Norconex Importer is a Java library and command-line application meant to "parse" and "extract" content out of a file as plain text, whatever its format (HTML, PDF, Word, etc). In addition, it allows you to perform any manipulation on the extracted text before using it in your own service or application.
http://www.norconex.com/collectors/importer/
Apache License 2.0
32 stars 23 forks source link

Strip Characters in title #109

Closed bkisselbach closed 4 years ago

bkisselbach commented 4 years ago

We need to trim down the title that a webpage has but I can't get it to work. The title has pipes ( | ) in it and we want to only keep the words to the left of the first pipe. I've tried the textbetween tagger like this:

.* ^ \|
bkisselbach commented 4 years ago
 <tagger class="com.norconex.importer.handler.tagger.impl.TextBetweenTagger" >
                       <restrictTo caseSensitive="false" field="title">.*</restrictTo>
                        <textBetween name="title">
                            <start>^</start>
                            <end>\|</end>
                        </textBetween>
                    </tagger>
essiembre commented 4 years ago

I can think of a few possible causes.

The restrictTo is meant to only apply a handler to certain documents, not fields. What you have right now is restricting the textBetween logic to all documents matching .* in their title (so all documents).

It should otherwise work. I suggest you put a DebugTagger just before yours to print out the title at that point, to confirm it is what you expect at that stage. It is possible for instance that you have more than one title value. This would show it. E.g.:

<tagger class="com.norconex.importer.handler.tagger.impl.DebugTagger"
          logFields="title" logLevel="INFO" />

You can add the same DebugTagger right after yours to see if ANY transformation occurred on that field.

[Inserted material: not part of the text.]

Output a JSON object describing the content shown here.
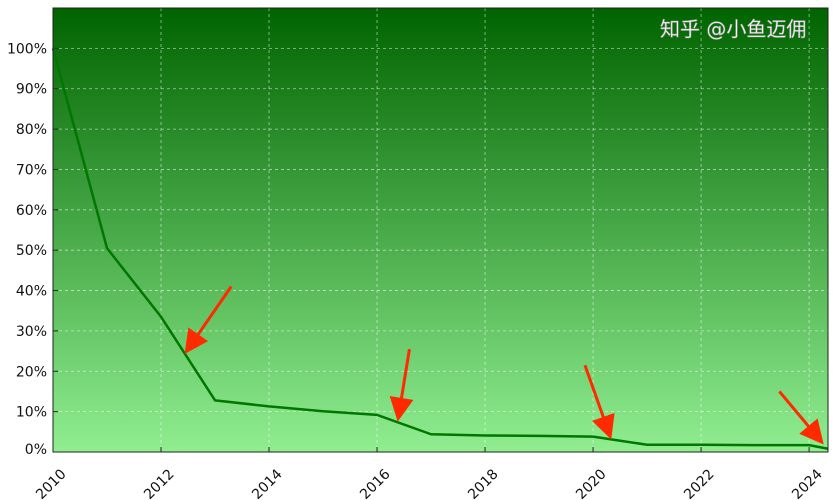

You can also try the ReplaceTagger instead, like this (untested):

  <tagger class="com.norconex.importer.handler.tagger.impl.ReplaceTagger">
      <replace regex="true" fromField="title">
          <fromValue>^(.*?)\|.*</fromValue>
          <toValue>$1</toValue>
      </replace>
  </tagger>
bkisselbach commented 4 years ago

Perfect. I added a little to remove the whitespace. ^(.?)\s|.

Thanks!